Technology to block mobiles in prisons too expensive

 

Agency
Friday 03 January 2014 02:06
In a speech last year, Justice Secretary Chris Grayling said the Government wanted to introduce tougher penalties for those caught with mobiles.
In a speech last year, Justice Secretary Chris Grayling said the Government wanted to introduce tougher penalties for those caught with mobiles.

Prisoners can continue to use smuggled phones because the Ministry of Justice says jamming equipment is “prohibitively expensive”.

Illegal mobiles are used by prisoners to order violent attacks, harass victims and maintain links with criminal gangs and extremists, the ministry has said.

n 2012 alone, the National Offender Management Service (NOMS) was told 6,959 illegal phones and sim cards were found in English and Welsh prisons.

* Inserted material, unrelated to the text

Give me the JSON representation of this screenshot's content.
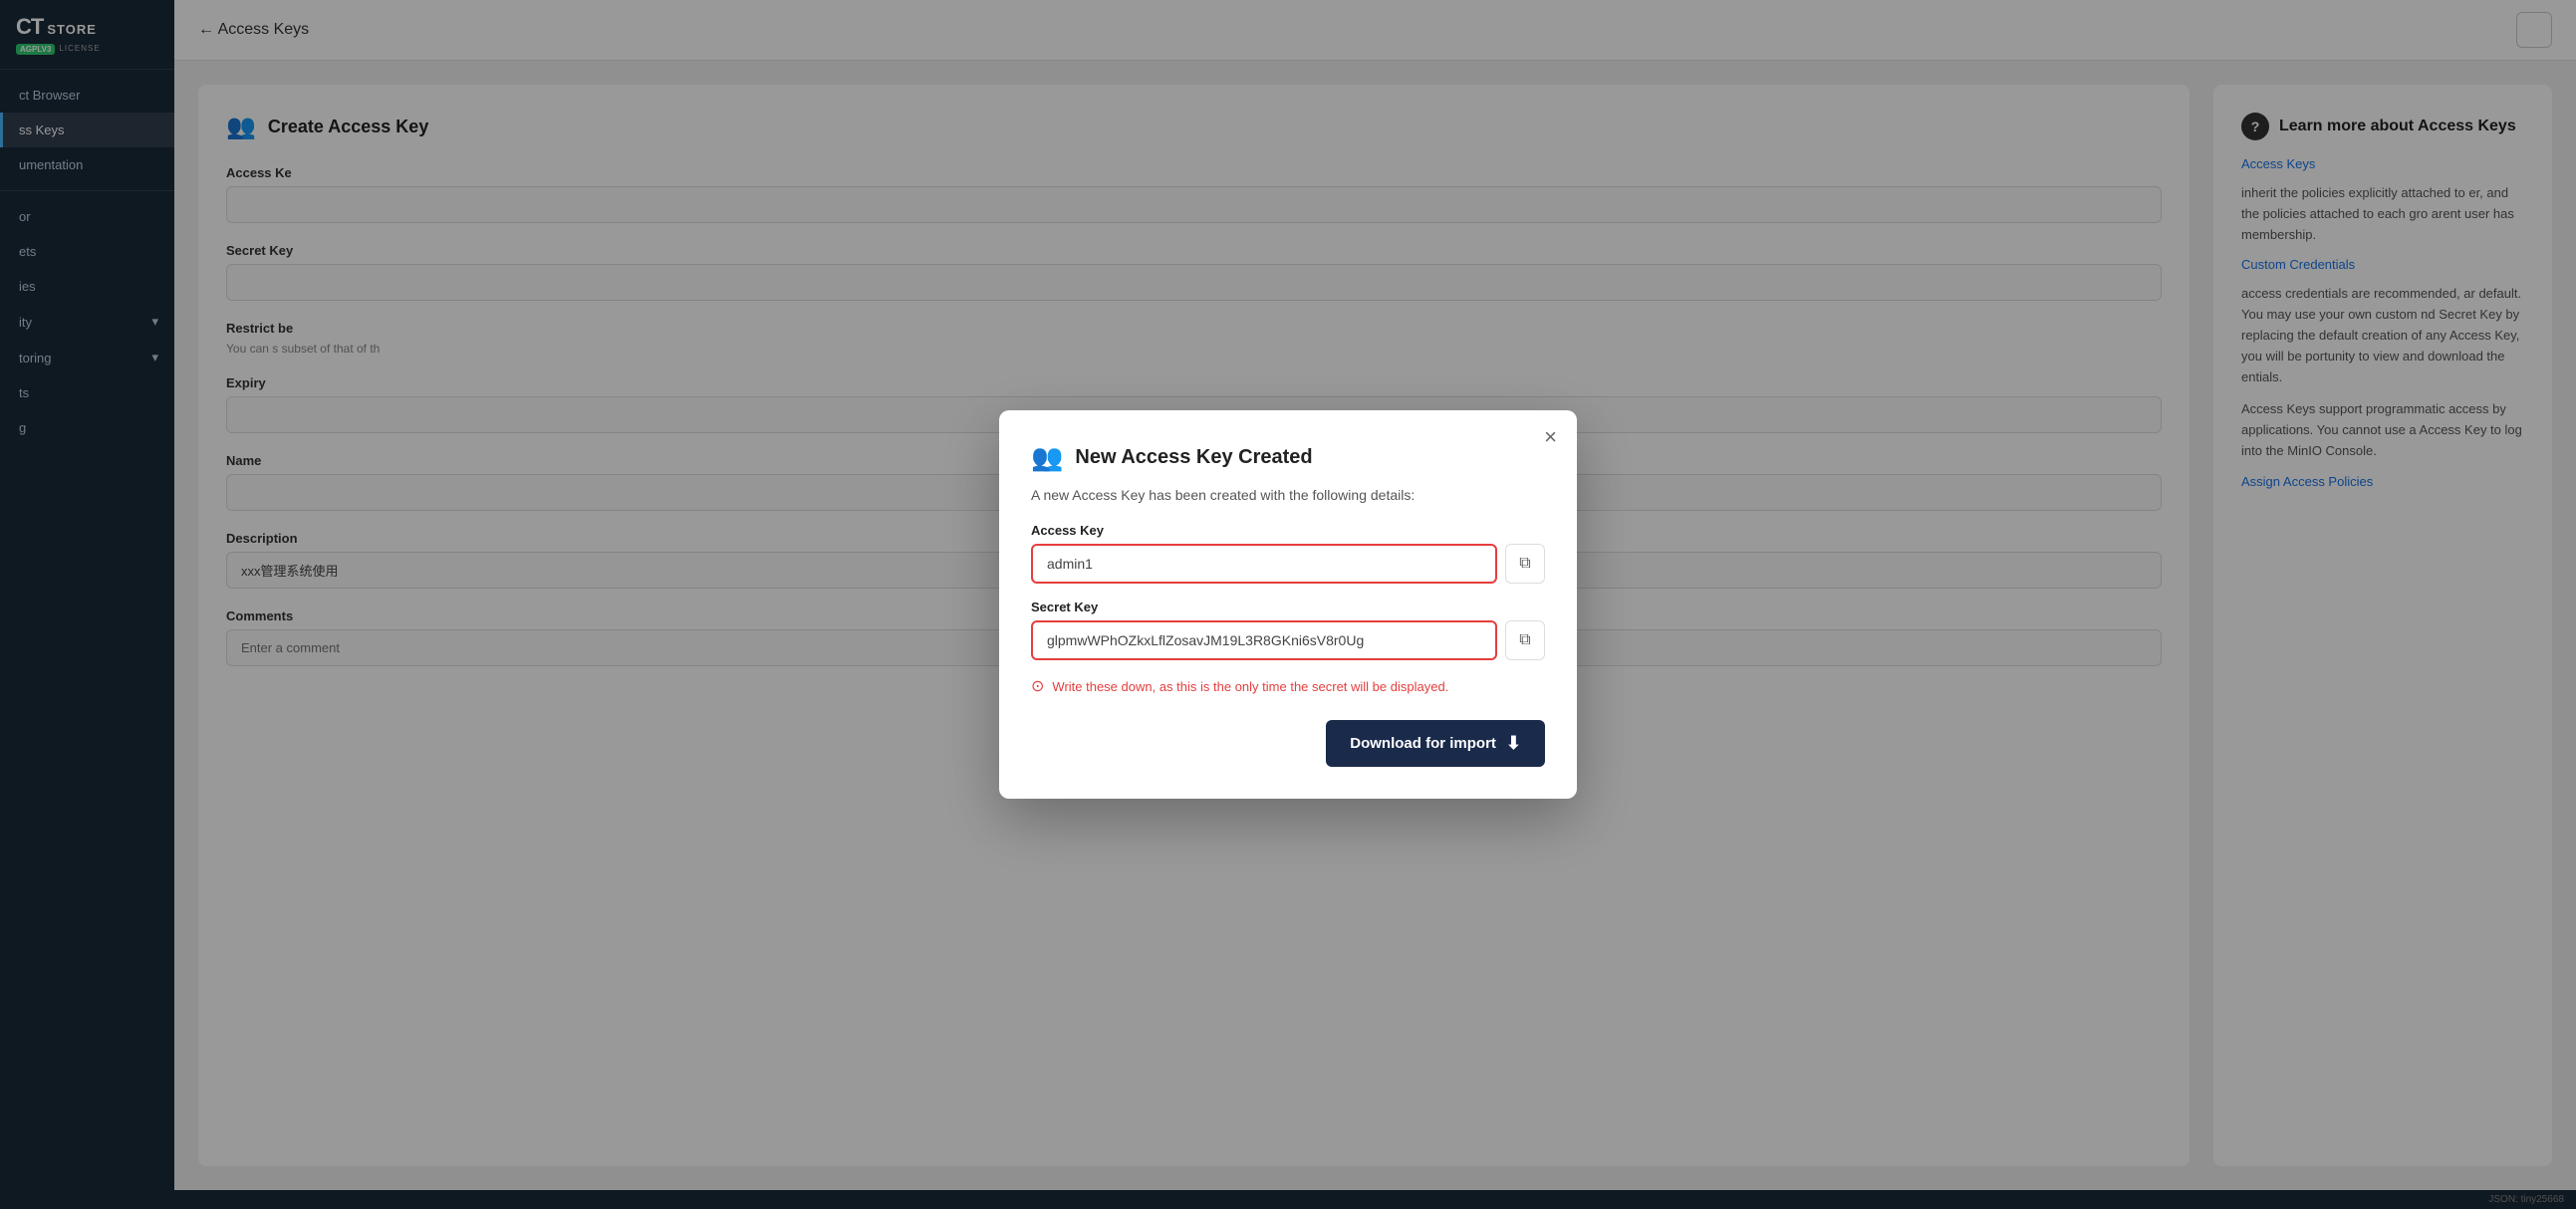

In a speech last year, Justice Secretary Chris Grayling said the Government wanted to introduce tougher penalties for those caught with mobiles.

The Government subsequently passed legislation authorising prison governors to use technology to disrupt the use of phones in prisons.

But documents from the MoJ states the technology is "prohibitively expensive", although a spokesman for the department insists they have used signal jammers in trials across the country.

Officials have now commissioned a research project costing up to £70,000, during which prisoners will be interviewed to find out why they use smuggled phones.

Where prisoners are found to use their phones for low risk calls, such as contacting relatives and friends, they could avoid being targeted by the authorities.

This is because the focus is set to fall on offenders using their mobiles for "dangerous" criminal activity.

There is no suggestion that if they are caught using a mobile to contact their family they will avoid punishment.

Once they have carried out the research, officials will consider cheaper alternatives to the "jamming" technology.

The details are contained in a document sent out by the MoJ advertising the research project to companies.

The publicly available advertisement says the effort and resources dedicated to finding phones in prisons varies in each jail.

It states: "Since a net increase in resources is not feasible, it seems logical to target existing resources at the mobile phone usage that poses the greatest risks (eg organised crime).

"This research project will help us to understand what mobile phones are used for, and therefore what proportion falls into this higher risk category.

"This will help NOMS to build a policy around reducing / eradicating the potentially most dangerous mobile phone usage at a time of scarce resources."

According to the MoJ paperwork, inmates from at least 15 prisons are expected to be interviewed as part of the research, which starts this month.